After an interesting conversation with a bride-to-be this weekend, I'm starting to warm up to the idea of seating charts at Indian weddings. You see, I've always been anti-assigned seating - I just didn't think it would work or be fair at a desi party. Somehow someone would get upset that so-and-so aunty got a better seat, some wouldn't abide by the chart, and worse yet; some would come late to the party expecting a reserved seat. 

It seems that I might be wrong though, and many young brides and grooms are choosing to create a seating chart, especially for the reception. If you decide to go this route, here are some guidelines for getting you started. 

Talk to Both Sets of Parents
We all know that Indian weddings are not just about the bride and groom - they are all about family. Get thoughts from both of your parents and make sure they are on board with the idea before you finalize. (Plus, they'll know of any family politics and reasons not to seat people together).

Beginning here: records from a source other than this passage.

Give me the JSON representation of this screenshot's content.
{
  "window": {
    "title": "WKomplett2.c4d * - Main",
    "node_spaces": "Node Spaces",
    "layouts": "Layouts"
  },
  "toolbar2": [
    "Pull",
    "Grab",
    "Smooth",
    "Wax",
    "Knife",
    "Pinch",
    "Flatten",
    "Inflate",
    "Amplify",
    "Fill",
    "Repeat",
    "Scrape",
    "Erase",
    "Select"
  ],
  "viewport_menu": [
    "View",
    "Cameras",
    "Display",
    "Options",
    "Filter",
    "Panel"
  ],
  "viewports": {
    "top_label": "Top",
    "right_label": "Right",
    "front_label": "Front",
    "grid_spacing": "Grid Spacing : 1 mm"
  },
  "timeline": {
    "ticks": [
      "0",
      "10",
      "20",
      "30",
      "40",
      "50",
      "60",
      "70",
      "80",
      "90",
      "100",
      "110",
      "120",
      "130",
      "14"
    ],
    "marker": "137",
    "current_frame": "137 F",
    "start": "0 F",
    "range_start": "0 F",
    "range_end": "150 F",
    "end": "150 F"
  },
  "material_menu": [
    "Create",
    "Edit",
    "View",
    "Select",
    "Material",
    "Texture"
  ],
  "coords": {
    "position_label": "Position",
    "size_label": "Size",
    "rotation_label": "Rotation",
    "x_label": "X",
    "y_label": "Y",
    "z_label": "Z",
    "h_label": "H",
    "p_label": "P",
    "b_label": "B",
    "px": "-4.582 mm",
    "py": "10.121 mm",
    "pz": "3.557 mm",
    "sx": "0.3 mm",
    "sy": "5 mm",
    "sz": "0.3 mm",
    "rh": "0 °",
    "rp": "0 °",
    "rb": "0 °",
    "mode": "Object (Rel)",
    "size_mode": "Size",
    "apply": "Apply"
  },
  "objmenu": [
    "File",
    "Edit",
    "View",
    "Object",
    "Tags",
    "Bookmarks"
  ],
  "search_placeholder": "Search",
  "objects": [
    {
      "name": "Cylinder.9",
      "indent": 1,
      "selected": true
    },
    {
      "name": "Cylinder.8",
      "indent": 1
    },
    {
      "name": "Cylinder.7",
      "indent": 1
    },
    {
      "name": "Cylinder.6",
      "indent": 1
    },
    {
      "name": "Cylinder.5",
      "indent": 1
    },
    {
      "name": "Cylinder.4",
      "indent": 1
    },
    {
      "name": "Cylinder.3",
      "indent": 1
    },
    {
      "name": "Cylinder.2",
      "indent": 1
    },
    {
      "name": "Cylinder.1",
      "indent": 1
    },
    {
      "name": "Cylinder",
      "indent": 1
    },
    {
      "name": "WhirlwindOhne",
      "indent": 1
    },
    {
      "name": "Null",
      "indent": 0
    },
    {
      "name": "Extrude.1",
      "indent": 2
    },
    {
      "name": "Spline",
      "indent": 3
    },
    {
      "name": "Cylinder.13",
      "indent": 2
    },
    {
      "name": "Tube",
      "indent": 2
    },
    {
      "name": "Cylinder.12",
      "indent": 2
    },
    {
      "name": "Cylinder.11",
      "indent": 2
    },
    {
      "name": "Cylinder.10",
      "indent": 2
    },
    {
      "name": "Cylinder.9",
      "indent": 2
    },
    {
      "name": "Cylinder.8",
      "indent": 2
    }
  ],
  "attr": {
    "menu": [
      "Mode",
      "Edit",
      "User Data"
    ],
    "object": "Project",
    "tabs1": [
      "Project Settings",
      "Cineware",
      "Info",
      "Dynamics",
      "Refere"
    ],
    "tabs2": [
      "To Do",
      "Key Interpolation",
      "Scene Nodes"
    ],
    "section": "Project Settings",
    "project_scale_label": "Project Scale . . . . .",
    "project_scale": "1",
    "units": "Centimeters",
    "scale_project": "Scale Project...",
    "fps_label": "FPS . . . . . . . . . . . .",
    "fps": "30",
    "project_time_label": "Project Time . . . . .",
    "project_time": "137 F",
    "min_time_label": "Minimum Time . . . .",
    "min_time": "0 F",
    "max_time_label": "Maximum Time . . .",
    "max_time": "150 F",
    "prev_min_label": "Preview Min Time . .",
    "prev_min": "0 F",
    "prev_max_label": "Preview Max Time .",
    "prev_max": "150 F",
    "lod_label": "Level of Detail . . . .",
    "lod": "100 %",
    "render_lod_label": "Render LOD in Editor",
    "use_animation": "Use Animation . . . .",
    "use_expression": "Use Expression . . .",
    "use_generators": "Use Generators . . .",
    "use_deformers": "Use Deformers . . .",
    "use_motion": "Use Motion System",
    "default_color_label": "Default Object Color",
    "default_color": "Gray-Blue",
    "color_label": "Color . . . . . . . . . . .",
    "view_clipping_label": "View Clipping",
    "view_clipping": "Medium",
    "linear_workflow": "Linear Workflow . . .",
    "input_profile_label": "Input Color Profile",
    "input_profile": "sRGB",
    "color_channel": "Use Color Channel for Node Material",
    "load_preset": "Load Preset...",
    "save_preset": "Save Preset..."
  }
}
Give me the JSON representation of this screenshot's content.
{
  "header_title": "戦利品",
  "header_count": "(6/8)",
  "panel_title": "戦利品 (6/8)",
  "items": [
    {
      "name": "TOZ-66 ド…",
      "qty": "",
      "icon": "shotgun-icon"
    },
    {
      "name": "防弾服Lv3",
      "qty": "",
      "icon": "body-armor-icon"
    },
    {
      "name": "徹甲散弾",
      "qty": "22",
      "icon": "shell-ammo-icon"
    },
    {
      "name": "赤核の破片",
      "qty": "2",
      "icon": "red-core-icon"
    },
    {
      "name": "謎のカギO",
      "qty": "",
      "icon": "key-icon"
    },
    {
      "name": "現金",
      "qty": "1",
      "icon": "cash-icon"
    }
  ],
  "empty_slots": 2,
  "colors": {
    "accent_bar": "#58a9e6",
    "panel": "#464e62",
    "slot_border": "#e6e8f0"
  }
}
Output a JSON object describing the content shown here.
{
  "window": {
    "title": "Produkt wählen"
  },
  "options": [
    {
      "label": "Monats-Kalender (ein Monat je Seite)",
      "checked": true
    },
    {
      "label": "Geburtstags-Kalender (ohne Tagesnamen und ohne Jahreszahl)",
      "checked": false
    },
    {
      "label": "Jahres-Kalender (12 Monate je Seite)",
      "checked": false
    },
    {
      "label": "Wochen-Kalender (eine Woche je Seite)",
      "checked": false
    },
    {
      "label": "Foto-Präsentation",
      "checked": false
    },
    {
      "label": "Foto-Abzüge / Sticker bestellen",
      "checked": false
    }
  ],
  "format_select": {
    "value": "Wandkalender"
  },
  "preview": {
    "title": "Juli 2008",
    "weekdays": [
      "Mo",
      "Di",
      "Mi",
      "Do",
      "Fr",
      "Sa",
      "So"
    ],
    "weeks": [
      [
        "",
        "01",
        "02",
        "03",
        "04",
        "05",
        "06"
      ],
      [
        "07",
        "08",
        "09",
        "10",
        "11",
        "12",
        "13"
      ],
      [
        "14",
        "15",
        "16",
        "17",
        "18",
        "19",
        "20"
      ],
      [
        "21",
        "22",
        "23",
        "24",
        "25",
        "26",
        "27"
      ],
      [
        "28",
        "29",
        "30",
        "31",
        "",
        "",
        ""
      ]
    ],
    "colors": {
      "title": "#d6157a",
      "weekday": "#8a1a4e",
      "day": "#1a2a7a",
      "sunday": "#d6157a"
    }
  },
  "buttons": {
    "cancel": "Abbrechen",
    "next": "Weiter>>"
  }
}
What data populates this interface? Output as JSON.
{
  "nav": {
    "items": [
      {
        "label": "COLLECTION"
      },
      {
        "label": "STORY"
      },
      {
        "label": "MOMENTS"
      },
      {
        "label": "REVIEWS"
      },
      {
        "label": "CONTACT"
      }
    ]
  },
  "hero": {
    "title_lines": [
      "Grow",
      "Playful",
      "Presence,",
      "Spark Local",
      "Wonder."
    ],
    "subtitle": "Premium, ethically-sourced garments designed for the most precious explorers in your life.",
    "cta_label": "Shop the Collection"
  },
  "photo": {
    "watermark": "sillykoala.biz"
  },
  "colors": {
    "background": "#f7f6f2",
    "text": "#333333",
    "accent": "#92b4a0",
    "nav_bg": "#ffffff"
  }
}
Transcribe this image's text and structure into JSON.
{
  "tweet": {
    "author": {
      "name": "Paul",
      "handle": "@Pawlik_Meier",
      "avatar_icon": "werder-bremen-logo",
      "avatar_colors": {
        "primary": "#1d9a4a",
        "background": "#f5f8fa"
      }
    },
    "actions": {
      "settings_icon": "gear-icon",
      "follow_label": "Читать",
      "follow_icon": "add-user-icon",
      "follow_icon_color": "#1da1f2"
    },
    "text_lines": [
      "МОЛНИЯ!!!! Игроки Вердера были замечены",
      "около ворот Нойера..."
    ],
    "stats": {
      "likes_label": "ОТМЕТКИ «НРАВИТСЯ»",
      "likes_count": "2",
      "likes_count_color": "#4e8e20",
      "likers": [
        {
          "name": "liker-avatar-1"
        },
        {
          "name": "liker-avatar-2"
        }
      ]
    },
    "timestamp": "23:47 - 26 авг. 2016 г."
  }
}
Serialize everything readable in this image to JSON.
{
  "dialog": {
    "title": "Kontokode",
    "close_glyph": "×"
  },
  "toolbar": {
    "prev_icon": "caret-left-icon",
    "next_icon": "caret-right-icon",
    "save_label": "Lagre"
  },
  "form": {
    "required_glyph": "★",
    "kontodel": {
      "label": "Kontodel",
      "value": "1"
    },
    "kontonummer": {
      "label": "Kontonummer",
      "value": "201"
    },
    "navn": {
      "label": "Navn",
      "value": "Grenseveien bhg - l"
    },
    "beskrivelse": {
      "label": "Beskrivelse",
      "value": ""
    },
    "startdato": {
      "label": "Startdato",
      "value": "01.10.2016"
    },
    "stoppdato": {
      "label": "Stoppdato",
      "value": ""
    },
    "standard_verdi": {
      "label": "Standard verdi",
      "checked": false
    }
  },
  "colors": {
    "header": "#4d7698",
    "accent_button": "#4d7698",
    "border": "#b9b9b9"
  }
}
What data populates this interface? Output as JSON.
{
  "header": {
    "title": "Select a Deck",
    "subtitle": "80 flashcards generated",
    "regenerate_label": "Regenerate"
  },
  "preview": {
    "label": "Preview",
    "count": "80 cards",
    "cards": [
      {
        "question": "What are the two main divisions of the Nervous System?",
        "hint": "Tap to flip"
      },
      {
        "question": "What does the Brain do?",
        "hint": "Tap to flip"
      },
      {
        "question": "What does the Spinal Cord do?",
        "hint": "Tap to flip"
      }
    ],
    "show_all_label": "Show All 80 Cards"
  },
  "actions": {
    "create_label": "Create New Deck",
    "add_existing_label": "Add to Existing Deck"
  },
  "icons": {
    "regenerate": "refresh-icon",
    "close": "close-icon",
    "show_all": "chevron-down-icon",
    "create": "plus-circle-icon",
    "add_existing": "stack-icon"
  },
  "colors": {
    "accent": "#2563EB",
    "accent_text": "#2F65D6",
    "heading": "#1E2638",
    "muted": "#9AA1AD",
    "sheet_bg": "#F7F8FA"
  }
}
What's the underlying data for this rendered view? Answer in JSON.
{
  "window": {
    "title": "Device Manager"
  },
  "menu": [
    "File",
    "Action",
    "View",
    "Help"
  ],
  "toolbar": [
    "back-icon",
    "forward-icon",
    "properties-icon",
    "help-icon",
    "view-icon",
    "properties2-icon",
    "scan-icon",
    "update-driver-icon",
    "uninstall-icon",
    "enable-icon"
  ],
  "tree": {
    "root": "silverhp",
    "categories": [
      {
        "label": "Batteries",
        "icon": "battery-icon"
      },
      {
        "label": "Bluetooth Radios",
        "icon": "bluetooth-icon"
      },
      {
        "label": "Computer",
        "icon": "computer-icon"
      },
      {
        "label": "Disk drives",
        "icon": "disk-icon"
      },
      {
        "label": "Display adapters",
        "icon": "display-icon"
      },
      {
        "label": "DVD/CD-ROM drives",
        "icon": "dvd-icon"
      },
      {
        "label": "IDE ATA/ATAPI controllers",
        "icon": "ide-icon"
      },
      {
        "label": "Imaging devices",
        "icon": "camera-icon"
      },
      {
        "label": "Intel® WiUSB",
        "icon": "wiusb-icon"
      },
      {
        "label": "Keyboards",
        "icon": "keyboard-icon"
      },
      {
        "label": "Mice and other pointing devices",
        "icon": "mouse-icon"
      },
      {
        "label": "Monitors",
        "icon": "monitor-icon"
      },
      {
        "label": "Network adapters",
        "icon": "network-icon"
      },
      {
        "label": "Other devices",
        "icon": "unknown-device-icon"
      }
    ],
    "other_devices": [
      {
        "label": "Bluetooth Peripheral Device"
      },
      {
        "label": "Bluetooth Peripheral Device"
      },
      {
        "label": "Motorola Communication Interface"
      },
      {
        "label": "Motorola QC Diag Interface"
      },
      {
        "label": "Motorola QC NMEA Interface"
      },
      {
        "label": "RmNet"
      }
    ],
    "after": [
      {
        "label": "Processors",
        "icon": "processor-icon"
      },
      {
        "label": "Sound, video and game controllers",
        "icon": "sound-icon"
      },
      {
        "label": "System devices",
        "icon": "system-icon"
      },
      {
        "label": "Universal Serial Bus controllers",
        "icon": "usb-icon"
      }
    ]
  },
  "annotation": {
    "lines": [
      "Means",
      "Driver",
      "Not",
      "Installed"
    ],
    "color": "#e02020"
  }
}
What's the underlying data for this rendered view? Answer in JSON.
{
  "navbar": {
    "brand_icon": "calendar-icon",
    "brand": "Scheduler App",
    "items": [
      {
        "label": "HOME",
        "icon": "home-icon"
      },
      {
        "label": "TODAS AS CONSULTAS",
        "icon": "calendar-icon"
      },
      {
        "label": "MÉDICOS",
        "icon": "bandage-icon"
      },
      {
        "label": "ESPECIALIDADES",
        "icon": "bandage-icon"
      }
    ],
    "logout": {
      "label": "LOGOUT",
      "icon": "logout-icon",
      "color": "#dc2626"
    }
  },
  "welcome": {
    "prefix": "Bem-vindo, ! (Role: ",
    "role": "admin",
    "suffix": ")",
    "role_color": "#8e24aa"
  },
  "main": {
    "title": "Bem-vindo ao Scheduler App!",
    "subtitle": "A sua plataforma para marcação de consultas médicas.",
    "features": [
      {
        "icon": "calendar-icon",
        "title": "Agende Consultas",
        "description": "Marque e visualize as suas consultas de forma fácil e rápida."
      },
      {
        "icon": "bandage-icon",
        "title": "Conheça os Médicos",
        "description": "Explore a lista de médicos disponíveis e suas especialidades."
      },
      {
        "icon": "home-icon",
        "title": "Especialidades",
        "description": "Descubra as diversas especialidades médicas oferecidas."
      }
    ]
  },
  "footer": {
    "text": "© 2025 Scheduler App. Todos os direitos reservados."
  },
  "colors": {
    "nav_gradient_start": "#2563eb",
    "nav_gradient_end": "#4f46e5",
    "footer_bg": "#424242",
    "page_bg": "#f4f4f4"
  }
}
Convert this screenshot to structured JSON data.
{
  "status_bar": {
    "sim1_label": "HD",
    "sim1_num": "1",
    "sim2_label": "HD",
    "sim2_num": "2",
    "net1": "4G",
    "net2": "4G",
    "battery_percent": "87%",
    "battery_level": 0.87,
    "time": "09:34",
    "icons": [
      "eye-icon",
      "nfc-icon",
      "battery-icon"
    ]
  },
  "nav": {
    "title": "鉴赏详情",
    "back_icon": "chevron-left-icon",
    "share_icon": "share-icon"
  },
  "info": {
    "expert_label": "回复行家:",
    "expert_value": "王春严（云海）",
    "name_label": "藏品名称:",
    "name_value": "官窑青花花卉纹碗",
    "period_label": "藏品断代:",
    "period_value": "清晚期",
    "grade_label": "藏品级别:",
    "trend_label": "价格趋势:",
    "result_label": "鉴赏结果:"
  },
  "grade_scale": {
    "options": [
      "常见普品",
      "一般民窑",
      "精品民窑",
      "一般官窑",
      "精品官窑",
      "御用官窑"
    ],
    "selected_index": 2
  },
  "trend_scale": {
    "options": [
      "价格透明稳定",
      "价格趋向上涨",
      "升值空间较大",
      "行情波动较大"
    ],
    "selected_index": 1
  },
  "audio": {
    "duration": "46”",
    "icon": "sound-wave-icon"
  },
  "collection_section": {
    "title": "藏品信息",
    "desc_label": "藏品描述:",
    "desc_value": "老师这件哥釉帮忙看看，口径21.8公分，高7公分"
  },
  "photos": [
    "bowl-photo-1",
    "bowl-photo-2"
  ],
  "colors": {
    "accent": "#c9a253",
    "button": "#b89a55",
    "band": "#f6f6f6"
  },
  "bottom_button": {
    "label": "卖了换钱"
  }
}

Consider Distance Traveled
You might not know your Bhua from Bangalore or your Dad's friend from London very well, but if they've taken a cross Atlantic flight to attend your wedding, give them a good seat.

Mind the DJ and the Dance Floor
Try to seat older relatives a few rows away from the loud music, but not so far that they can't watch the young ones shaking a leg. 

Break-up Groups Evenly
If there is a family attending with 8 guests and you are only able to put 6 to a table, don't make 2 family members feel like castaways. Instead, split the family into two groups of 4 and then fill the tables with other people they might know.

Have Grace and Patience
By nature of the culture there will be people that won't understand or follow the chart, just let it go! Everything will work out in the end.